BTW, croissants without leavening would be something other than croissants.

Glenn

Elagins's picture
Elagins

it's mixed to combine, and generally speaking you can either whip fat and sugar (creamed cake) or eggs and sugar (sponge cake) to incorporate air.  the flour (well-sifted) is normally combined after the aeration takes place and after beaten egg (creamed cake) and flavorings have been incorporated into the  mass. flour is really too dense to aerate with fat. woof! woof!

Stan

 

Bread Breaddington's picture
Bread Breaddington

Hello again, no, the dough that I made was not laminated, simply mixed.
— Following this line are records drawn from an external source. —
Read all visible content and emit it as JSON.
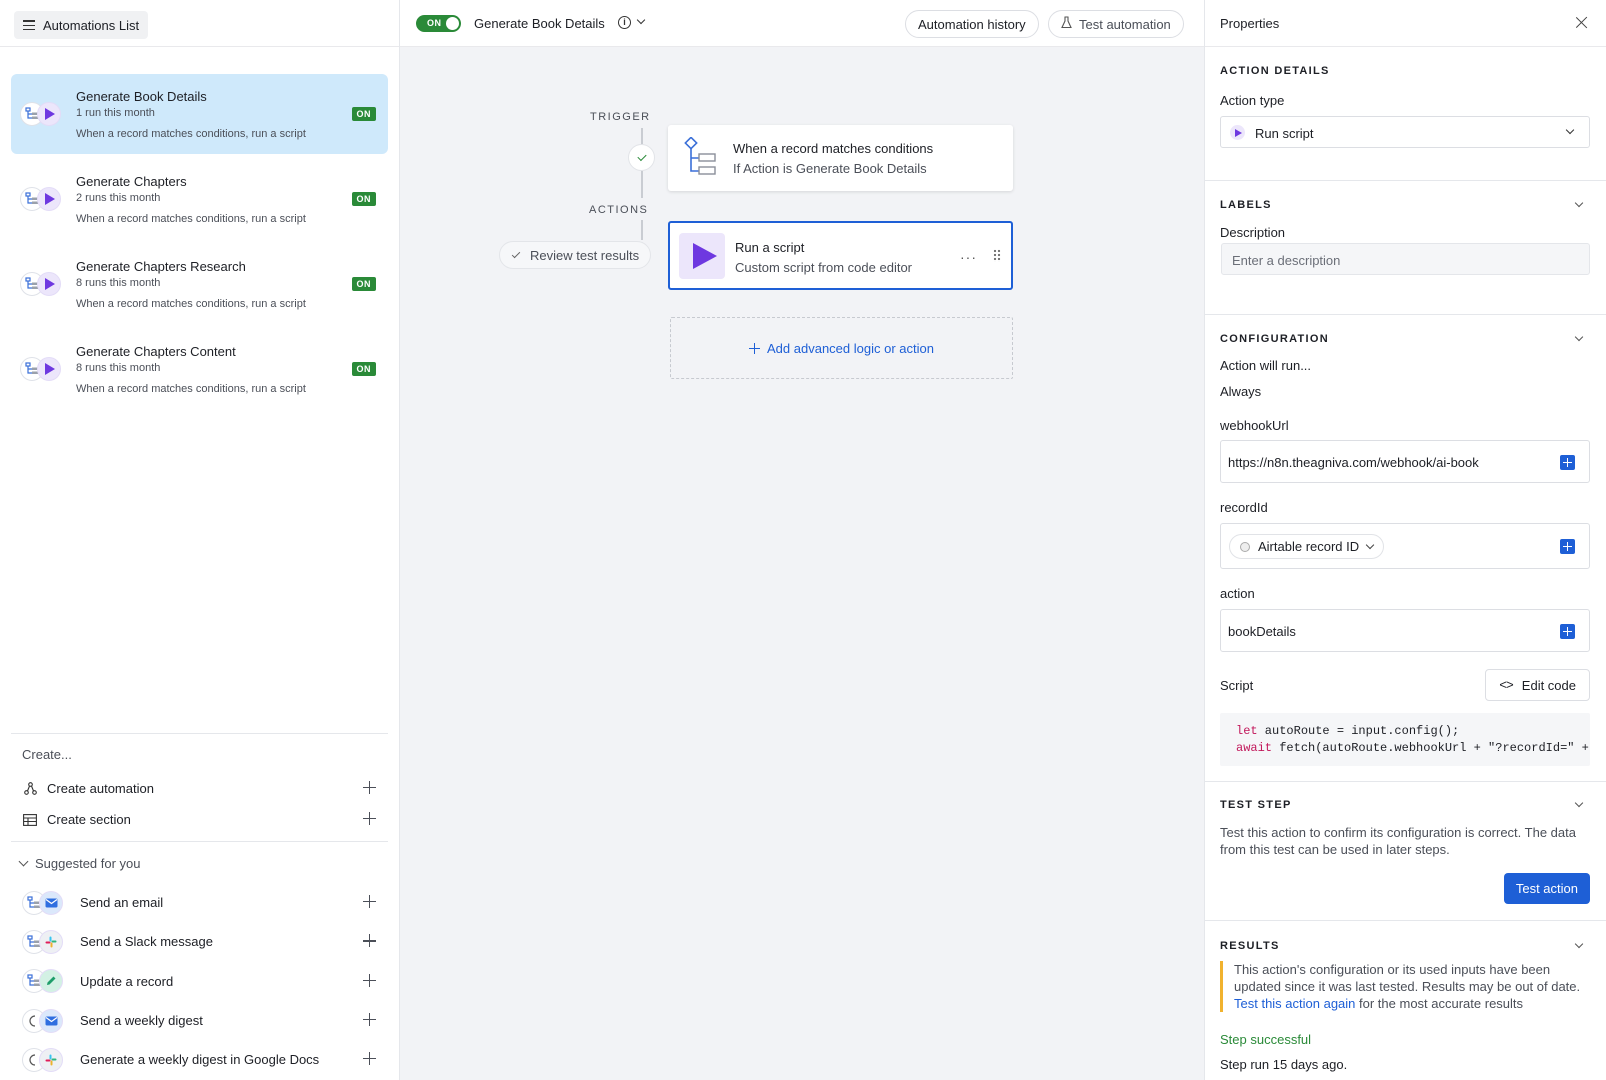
{
  "sidebar": {
    "list_button": "Automations List",
    "automations": [
      {
        "name": "Generate Book Details",
        "runs": "1 run this month",
        "desc": "When a record matches conditions, run a script",
        "status": "ON",
        "active": true
      },
      {
        "name": "Generate Chapters",
        "runs": "2 runs this month",
        "desc": "When a record matches conditions, run a script",
        "status": "ON",
        "active": false
      },
      {
        "name": "Generate Chapters Research",
        "runs": "8 runs this month",
        "desc": "When a record matches conditions, run a script",
        "status": "ON",
        "active": false
      },
      {
        "name": "Generate Chapters Content",
        "runs": "8 runs this month",
        "desc": "When a record matches conditions, run a script",
        "status": "ON",
        "active": false
      }
    ],
    "create": {
      "title": "Create...",
      "items": [
        {
          "label": "Create automation",
          "icon": "automation-icon"
        },
        {
          "label": "Create section",
          "icon": "section-icon"
        }
      ]
    },
    "suggested": {
      "title": "Suggested for you",
      "items": [
        {
          "label": "Send an email",
          "icon": "email-icon"
        },
        {
          "label": "Send a Slack message",
          "icon": "slack-icon"
        },
        {
          "label": "Update a record",
          "icon": "pencil-icon"
        },
        {
          "label": "Send a weekly digest",
          "icon": "email-icon"
        },
        {
          "label": "Generate a weekly digest in Google Docs",
          "icon": "slack-icon"
        }
      ]
    }
  },
  "header": {
    "toggle_label": "ON",
    "flow_title": "Generate Book Details",
    "history_button": "Automation history",
    "test_button": "Test automation"
  },
  "canvas": {
    "trigger_label": "TRIGGER",
    "actions_label": "ACTIONS",
    "review_pill": "Review test results",
    "trigger_card": {
      "title": "When a record matches conditions",
      "subtitle": "If Action is Generate Book Details"
    },
    "action_card": {
      "title": "Run a script",
      "subtitle": "Custom script from code editor",
      "menu": "···"
    },
    "add_button": "Add advanced logic or action"
  },
  "properties": {
    "title": "Properties",
    "action_details": {
      "heading": "ACTION DETAILS",
      "action_type_label": "Action type",
      "action_type_value": "Run script"
    },
    "labels": {
      "heading": "LABELS",
      "description_label": "Description",
      "description_placeholder": "Enter a description"
    },
    "configuration": {
      "heading": "CONFIGURATION",
      "will_run_label": "Action will run...",
      "will_run_value": "Always",
      "webhook_label": "webhookUrl",
      "webhook_value": "https://n8n.theagniva.com/webhook/ai-book",
      "record_label": "recordId",
      "record_value": "Airtable record ID",
      "action_label": "action",
      "action_value": "bookDetails",
      "script_label": "Script",
      "edit_code": "Edit code",
      "code_line1_kw": "let",
      "code_line1": " autoRoute = input.config();",
      "code_line2_kw": "await",
      "code_line2": " fetch(autoRoute.webhookUrl + \"?recordId=\" +"
    },
    "test_step": {
      "heading": "TEST STEP",
      "text": "Test this action to confirm its configuration is correct. The data from this test can be used in later steps.",
      "button": "Test action"
    },
    "results": {
      "heading": "RESULTS",
      "warning_pre": "This action's configuration or its used inputs have been updated since it was last tested. Results may be out of date. ",
      "warning_link": "Test this action again",
      "warning_post": " for the most accurate results",
      "status": "Step successful",
      "status_color": "#2a8a38",
      "run_time": "Step run 15 days ago."
    }
  },
  "colors": {
    "accent": "#1e5fd6",
    "on_green": "#2a8a38",
    "active_item": "#cfe9fb",
    "script_purple": "#6e38e0"
  }
}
Not a pariticularly light or airy dough, either.

But it seems that Elagins has already answered my question. I never would have expected it would have these results. It is interesting.

FoodFascist's picture
FoodFascist

I wonder if the pH could have something to do with leavening, too? I've used a dough made with flour, sour cream and butter, and that expanded too, although not four-fold. From what I remember, it came out with small air pockets, somewhat larger than in shortbread. Both cream cheese and sour cream will have some lactic acid in them, would thatreact with something or decompose with heat to produce a bit of gas?